Quantized quasinormal mode description of non-linear cavity QED effects from coupled resonators with a Fano-like resonance

TL;DR

This paper introduces a quantized quasinormal mode framework to accurately describe non-linear cavity QED effects in hybrid resonators, capturing complex dissipation and Fano resonances beyond traditional models.

Contribution

It develops a rigorous QNM quantization scheme that includes dissipative mode coupling and compares it with phenomenological models, revealing new quantum correlation phenomena.

Findings

QNM model captures Fano resonances and dissipation effects

Differences identified between QNM and JC models in quantum correlations

Numerical results show multiphoton correlations beyond JC predictions

Abstract

We employ a recently developed quantization scheme for quasinormal modes (QNMs) to study a nonperturbative open cavity-QED system consisting of a hybrid metal-dielectric resonator coupled to a quantum emitter.
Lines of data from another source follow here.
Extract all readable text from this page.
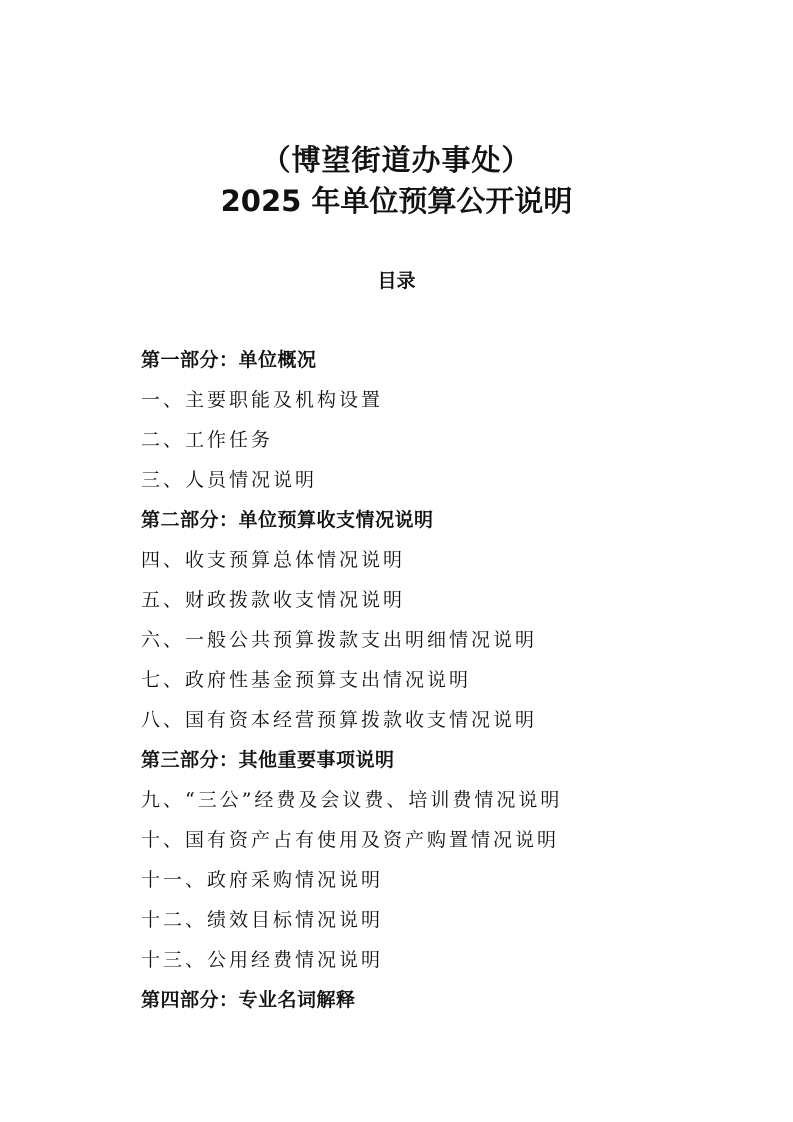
（博望街道办事处）
2025 年单位预算公开说明
目录
第一部分：单位概况
一、主要职能及机构设置
二、工作任务
三、人员情况说明
第二部分：单位预算收支情况说明
四、收支预算总体情况说明
五、财政拨款收支情况说明
六、一般公共预算拨款支出明细情况说明
七、政府性基金预算支出情况说明
八、国有资本经营预算拨款收支情况说明
第三部分：其他重要事项说明
九、“三公”经费及会议费、培训费情况说明
十、国有资产占有使用及资产购置情况说明
十一、政府采购情况说明
十二、绩效目标情况说明
十三、公用经费情况说明
第四部分：专业名词解释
This hybrid cavity system allows one to explore the complex coupling between a low $Q$ (quality factor) resonance and a high $Q$ resonance, manifesting in a striking Fano resonance, an effect that is not captured by traditional quantization schemes using normal modes or a Jaynes-Cummings (JC) type model. The QNM quantization approach rigorously includes dissipative coupling between the QNMs, and is supplemented with generalized input-output relations for the output electric field operator for multiple modes in the system, and correlation functions outside the system. The role of the dissipation-induced mode coupling is explored in the strong coupling regime between the photons and emitter beyond the first rung of the JC dressed-state ladder. Important differences in the quantum master equation and input-output relations between the QNM quantum model and phenomenological dissipative JC models are found. In a second step, numerical results for the Fock distributions and system as well as output correlation functions obtained from the quantized QNM model for the hybrid structure are compared with results from a phenomenological approach. We demonstrate explicitly how the quantized QNM model manifests in multiphoton quantum correlations beyond what is predicted by the usual JC models.